Helping drought-stricken farmers requires recognising global warming and planning

August 10, 2018
Issue 

This autumn was the fourth-warmest on record in Australia with below average rainfall for most of the country, according to the Bureau of Meteorology. New South Wales, north-west Victoria and eastern South Australia are experiencing significant drought.

All of NSW has now officially been declared to be in drought, and 57% of Queensland has officially entered its sixth year of the current drought (though there has been little real change from when 88% was declared to be in drought in March 2017).

Droughts keep getting worse, and the changing climate means they will continue to do so.

The Coalition's “solutions” start with denying that climate change is real.

It wants more dams and greater clearing of trees to create an “improved” landscape devoid of greenery other than for pasture or crops. It is happy to subsidise chemical fertilisers as it cuts funding to CSIRO research on native grasses and vegetation.

The government's idea of “income diversification” is to encourage farmers to turn to mining to supplement their income.
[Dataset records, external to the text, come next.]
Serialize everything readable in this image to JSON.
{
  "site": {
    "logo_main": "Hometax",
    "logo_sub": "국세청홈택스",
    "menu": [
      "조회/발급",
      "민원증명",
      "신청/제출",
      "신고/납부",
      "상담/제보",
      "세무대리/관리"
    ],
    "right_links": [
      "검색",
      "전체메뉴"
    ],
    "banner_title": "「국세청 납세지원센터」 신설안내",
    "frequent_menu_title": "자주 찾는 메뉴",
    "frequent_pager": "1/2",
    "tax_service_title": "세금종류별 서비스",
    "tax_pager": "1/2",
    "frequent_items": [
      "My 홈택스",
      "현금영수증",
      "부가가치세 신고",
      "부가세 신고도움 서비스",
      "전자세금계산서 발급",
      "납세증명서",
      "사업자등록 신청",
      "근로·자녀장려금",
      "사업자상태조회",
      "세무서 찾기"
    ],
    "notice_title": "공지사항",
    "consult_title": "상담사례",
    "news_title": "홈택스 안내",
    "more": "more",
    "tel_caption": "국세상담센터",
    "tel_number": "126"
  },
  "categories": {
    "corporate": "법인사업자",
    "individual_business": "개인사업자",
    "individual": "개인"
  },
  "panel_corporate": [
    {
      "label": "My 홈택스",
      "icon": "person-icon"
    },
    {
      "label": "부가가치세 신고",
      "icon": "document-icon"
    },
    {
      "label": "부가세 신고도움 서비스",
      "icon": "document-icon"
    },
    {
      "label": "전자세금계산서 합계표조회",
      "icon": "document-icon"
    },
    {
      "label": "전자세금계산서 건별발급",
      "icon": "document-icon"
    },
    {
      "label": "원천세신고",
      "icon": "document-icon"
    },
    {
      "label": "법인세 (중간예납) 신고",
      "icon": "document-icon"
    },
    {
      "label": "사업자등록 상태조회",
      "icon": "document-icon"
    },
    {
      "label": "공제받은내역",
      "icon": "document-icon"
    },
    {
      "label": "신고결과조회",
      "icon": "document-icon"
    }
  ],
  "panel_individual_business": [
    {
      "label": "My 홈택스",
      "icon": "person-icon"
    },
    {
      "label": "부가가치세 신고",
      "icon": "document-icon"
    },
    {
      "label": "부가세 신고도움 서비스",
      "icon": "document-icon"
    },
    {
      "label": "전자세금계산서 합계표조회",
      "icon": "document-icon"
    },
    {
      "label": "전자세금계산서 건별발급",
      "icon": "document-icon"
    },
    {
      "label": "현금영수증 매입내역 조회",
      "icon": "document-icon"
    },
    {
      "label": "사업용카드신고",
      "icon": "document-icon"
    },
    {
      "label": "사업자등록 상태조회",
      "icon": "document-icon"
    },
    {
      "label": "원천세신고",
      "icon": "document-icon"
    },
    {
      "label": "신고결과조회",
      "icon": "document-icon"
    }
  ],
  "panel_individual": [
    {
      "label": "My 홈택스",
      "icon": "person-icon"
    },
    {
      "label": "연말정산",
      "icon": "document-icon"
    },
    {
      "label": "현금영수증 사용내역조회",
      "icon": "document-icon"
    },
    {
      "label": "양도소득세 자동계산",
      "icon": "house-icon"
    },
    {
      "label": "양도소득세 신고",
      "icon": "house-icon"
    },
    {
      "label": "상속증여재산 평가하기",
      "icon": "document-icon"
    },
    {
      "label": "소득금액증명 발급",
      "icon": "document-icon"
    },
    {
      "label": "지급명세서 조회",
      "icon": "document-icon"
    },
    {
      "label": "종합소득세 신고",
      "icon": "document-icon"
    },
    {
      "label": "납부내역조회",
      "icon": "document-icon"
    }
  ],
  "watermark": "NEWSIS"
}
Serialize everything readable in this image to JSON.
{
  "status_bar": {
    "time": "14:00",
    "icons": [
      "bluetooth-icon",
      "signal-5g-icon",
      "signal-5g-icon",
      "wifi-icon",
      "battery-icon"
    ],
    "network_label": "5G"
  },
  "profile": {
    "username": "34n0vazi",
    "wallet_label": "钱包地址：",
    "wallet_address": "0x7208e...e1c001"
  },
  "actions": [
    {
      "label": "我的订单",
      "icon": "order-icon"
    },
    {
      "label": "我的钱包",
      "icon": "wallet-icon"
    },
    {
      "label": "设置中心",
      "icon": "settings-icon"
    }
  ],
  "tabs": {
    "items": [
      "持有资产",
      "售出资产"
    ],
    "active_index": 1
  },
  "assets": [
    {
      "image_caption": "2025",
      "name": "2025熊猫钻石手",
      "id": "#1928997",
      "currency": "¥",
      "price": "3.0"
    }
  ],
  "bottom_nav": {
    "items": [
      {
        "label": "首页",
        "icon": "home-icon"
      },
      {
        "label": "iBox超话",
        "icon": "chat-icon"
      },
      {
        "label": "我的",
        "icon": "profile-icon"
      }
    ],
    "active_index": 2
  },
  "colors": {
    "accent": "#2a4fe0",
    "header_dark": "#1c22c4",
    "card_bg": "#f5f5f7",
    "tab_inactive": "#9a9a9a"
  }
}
This explains the rise in government investment in coal and unconventional gas mining.

It also explains their waiver of environmental considerations, including the free provision of water and laws to enable farmers to take advantage of mining company's offers regardless of social amenity or community considerations.

An example of this was the National Party's suggestion that if one particular farmer objects to mining on their land, companies should go underneath farm boundaries to get to the resource.

The impact of these mines on water tables is ignored: clean water is not considered to be important to farming futures or drought-proofing.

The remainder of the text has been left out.